Christopher Lloyd: We've also written a couple of really terrible episodes. Steven is working on one right now that will lower everybody's expectations. You gotta let the air outta the balloon a little, so we're going to put those into the season at strategic moments.
Levitan: Slowly lower expectations over time.
Lloyd: We're looking for that water-cooler, really horrible episode that gets the nation talking.
THR: "Back to You" was canceled this time last year. How hard was it to get over its death?
Lloyd: I've sent (Fox entertainment president) Kevin Reilly a few e-mails to just check up on how his schedule is doing, particularly on the night that "Back to You" was on, and I haven't heard back from him.
THR: The "Modern Family" pilot has a lot of racially charged jokes. Could they spark a backlash?
Levitan: We hope there's not a backlash, but we plan on being equal opportunity offenders. I think it's impossible to say that you're going to try to very realistically represent different characters without anybody ever saying something that might be the slightest bit racy.
THR: You criticized Fox over the cancellation of "Back to You," and Steve, you were upset with NBC over the scheduling of "Just Shoot Me." What do you think of the broadcast network business now?

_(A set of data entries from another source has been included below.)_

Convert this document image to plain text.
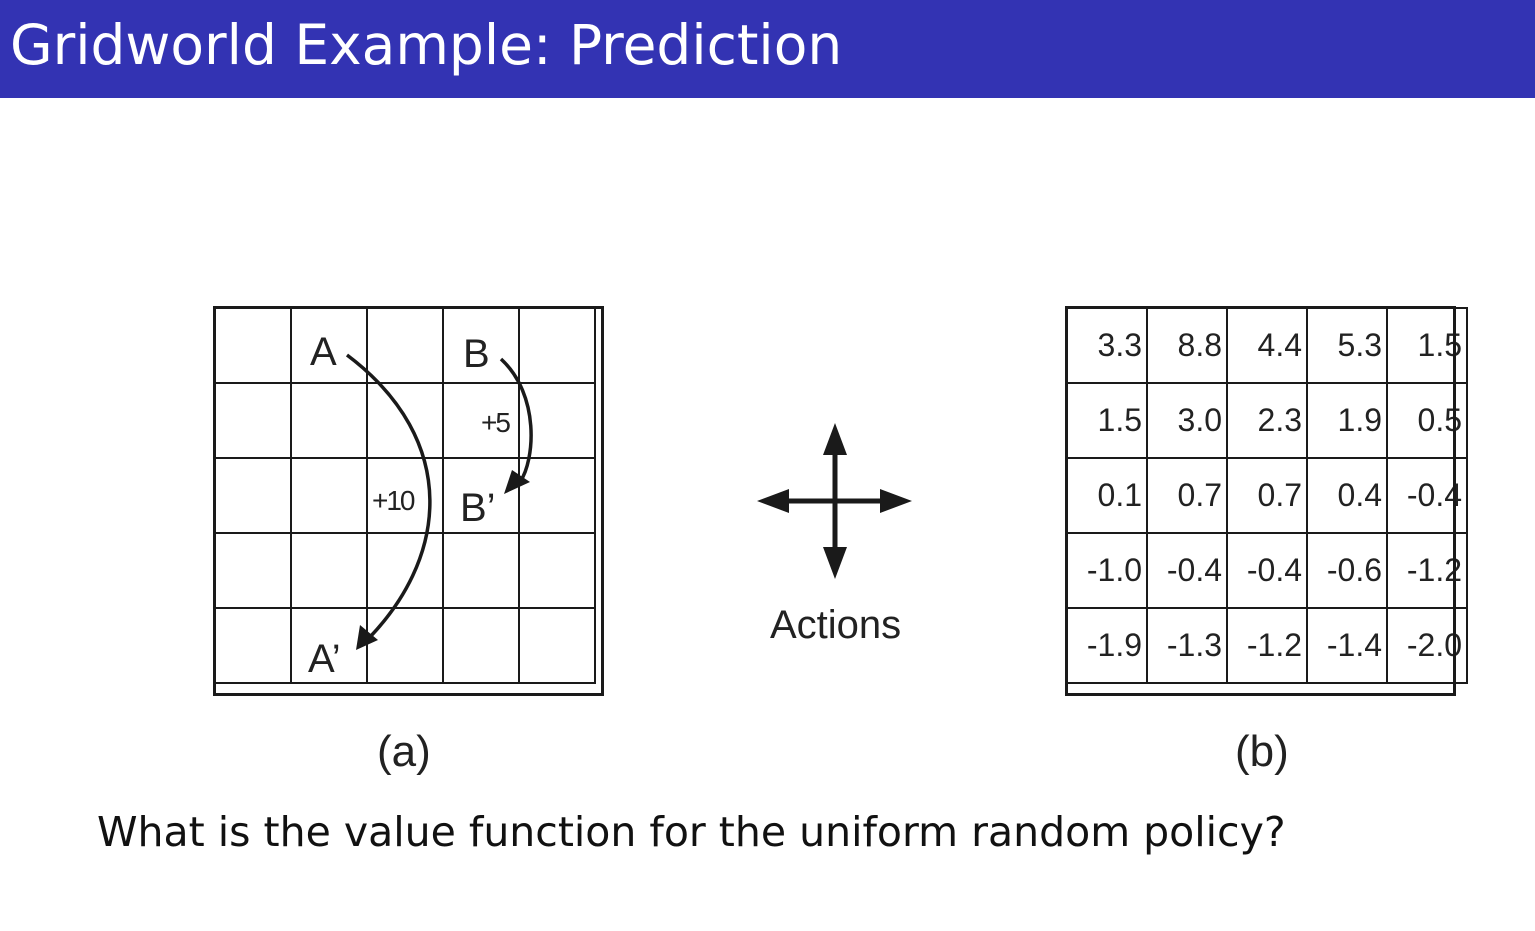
Gridworld Example: Prediction

A	B
B’
A’
+10
+5
Actions
3.3	8.8	4.4	5.3	1.5
1.5	3.0	2.3	1.9	0.5
0.1	0.7	0.7	0.4	-0.4
-1.0	-0.4	-0.4	-0.6	-1.2
-1.9	-1.3	-1.2	-1.4	-2.0
(a)	(b)
What is the value function for the uniform random policy?
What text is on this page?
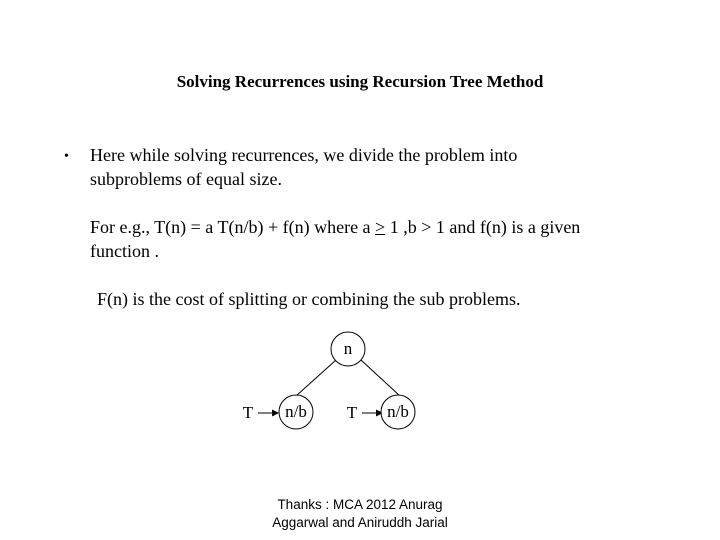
Solving Recurrences using Recursion Tree Method
• Here while solving recurrences, we divide the problem into
subproblems of equal size.
For e.g., T(n) = a T(n/b) + f(n) where a ≥ 1 ,b > 1 and f(n) is a given
function .
F(n) is the cost of splitting or combining the sub problems.
n
T n/b T n/b
Thanks : MCA 2012 Anurag
Aggarwal and Aniruddh Jarial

Levitan: I would say now more than ever it behooves network executives to make long-term decisions. When you make short-term decisions, it ends up destroying your brand. When you look at certain networks that really stick with shows and let the audience find their shows, those are the ones who are the most successful right now. You see other networks scrambling and making last-minute switches and moving things around and trying stunts. It just doesn't work.
(Creating a Wednesday night comedy block) is a really great decision on ABC's part, whether it pays short-term dividends or long term. Just to say we're going to make a commitment to comedy on this night, the public will start to get that in their heads.
Lloyd: Shows that make their big splash after "(American) Idol" or after "Dancing With the Stars" -- it doesn't really get you anything because you're going to be moved around six episodes from now, and the audience may not follow you. But if you could just get parked in one place, then they could support you, and you can just very slowly find and build your audience. That's how you build a hit show.
THR: Given today's economy and the fact that single-camera comedies are pretty expensive, how are you planning to keep costs down?
Levitan: It doesn't do us any good to do a show that never has a prayer of making any money because that's how the plug gets pulled. We're helped by the fact that it's documentary-style because it allows us to scale things back a little bit and to not be so worried about lighting and making every shot look beautiful. Why do you need thousands of dollars worth of lights to light a scene that a real documentary crew would be shooting naturally?
THR: You both come from multicamera backgrounds. Do you think that format has a future?
Lloyd: Definitely. I think for whatever reason, the industry is going back in that direction. But it never entirely made sense to me why it went away from it. My kids, both of our kids, watch multicamera stuff. It just became the fashion to do single-camera shows. People seemed to forget that even that wasn't so new. Single-camera shows was the way comedy started in the '50s and '60s -- "The Beverly Hillbillies," "I Dream of Jeannie."
A multicamera comedy is never going to be the most exciting option straight out of the box in September. But over time, I think you'll find audiences saying, "OK, well, I sampled that, I checked it out; let me come back over to the thing that just makes me laugh or gives me a good feeling at the end." And a well-made sitcom will always do that. That's why so many sitcoms take a while to catch on. But once they do catch on, they stay on forever, and they become really important in people's lives. Networks have to make the investment to stay with them.
Levitan: It feels like (comedy) is making a comeback now. I think that the networks seem like they're investing more. And it feels like people are ready for comedy.